The man jumped out of his car, welding a large machete, and bolted towards our direction. I can still remember his face, his body shape, what he was wearing, even though I saw him for only a split second before I turned around and ran for my life. He was a large man, Caucasian, chunky, with a bandanna across his mouth, who yelled a couple of things that I can’t remember, but I’m sure they were irrelevant. As the man continued our away, all I can remember thinking about was getting as far away as fast as possible, and I regret to say, I wasn’t thinking about anyone else. That is, until I heard a large scream from Laura, and at that point, my brain was struggling between survival mode and the mode that would make me go back in a second. Thankfully, my brain didn’t have to make that decision, because while the man had grabbed Laura, she managed to escape right away, as apparently she had looked him in the eye, and all she saw was a confused and possibly drugged up man who didn’t seem one hundred percent there. When she ran towards us, it was the single greatest feeling of relieve I have ever experienced in my entire life. We grabbed her and kept heading towards my cousins house. They did not continue in pursuit. Finally, we got there, and we called the police.

It gave me a lot to think about; it made me question the level of trust I have for people, it made me wonder what kind of sick individual would do something like that, and I also couldn’t stop thinking about there motives. Laura said that when he caught up to her and grabbed her, there was so much he could have done, but instead, he did nothing. There was also another man in the car, he was a black man, fairly skinny, but he didn’t chase us. I continuously wonder what their intentions were, did they do it to scare us, did they do it to rob us, or were truly have the intention of killing, but because they were too fucked up on drugs, simply couldn’t “pull the trigger”. But if something happened to her, we would have undoubtedly gone to help, and all of our lives could have potentially ended that night.

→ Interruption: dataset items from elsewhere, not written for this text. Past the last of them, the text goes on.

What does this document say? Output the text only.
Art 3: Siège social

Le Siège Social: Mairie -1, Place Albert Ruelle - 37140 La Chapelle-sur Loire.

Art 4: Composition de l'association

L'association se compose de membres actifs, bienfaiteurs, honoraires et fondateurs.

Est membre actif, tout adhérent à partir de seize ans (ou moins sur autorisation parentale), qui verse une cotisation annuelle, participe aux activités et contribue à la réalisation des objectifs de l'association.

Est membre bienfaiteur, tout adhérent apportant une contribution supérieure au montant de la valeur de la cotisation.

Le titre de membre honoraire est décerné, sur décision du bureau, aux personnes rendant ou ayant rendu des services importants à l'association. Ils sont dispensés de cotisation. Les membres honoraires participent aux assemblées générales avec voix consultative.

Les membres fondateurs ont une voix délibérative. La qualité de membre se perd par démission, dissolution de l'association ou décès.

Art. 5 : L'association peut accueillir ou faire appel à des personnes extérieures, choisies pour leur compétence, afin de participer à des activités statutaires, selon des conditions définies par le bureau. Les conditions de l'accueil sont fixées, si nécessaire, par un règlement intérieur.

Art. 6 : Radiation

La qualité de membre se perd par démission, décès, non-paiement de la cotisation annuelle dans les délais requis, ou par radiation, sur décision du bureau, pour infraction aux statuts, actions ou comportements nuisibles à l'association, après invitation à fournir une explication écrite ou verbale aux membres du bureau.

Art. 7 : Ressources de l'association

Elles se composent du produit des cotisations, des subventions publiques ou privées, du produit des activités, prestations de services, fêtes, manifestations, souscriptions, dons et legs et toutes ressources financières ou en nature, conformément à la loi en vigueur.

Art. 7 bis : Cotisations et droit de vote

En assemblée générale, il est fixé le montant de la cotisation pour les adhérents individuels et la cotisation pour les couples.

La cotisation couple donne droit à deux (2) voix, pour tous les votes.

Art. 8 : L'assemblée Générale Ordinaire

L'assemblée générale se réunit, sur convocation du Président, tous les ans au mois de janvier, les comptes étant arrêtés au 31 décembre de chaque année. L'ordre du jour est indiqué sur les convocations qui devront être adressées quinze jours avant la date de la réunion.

You always see the terrible things that happen to people in the news, and I’m sure most people figure “Wow, that’s terrible! But I’m sure it will never happen to me”. That night made me realize that I’m not invisible, your life is as fragile is the mosquito that you kill without a seconds hesitation. Anything can happen, and so, I just hope that if anything, I can learn from this, and change in a positive way. In the end, I just hope that this experience doesn’t effect my ability to walk the streets without feeling fear, although I’m sure it will for a period of time. In my opinion, the best thing to do in a situation like this is to come out stronger, with more caution, and a greater appreciation of life. Knowing life could be over in a second makes me appreciate what I have at least a little bit more, but a little could go a long way.

4 comments » | Life

In the Fifa 09 Credits! (Sort of)

November 4th, 2008 — 10:47pm

So, I found out from my development manager at EA that I was going to be in the Fifa 09 credits (I was suppose to be in NHL 09, which is what I care about more, but apparently there was a mix up and all of the Online team was forgotten…). Anyways, here I am (I’m under Programmers in the EA Online section):

You can click on it to see it in more detail, I’m second from the bottom. Now, this would be fantastic, except for one little problem… The quality of this iPhone picture might be too blurry to see, but try and really look at my name. It says “Shawn Janespar”. My name has been constantly misspelled this way my entire life, but out of all the times for it to happen, this is the worst! But, I’ll admit, its pretty funny =D.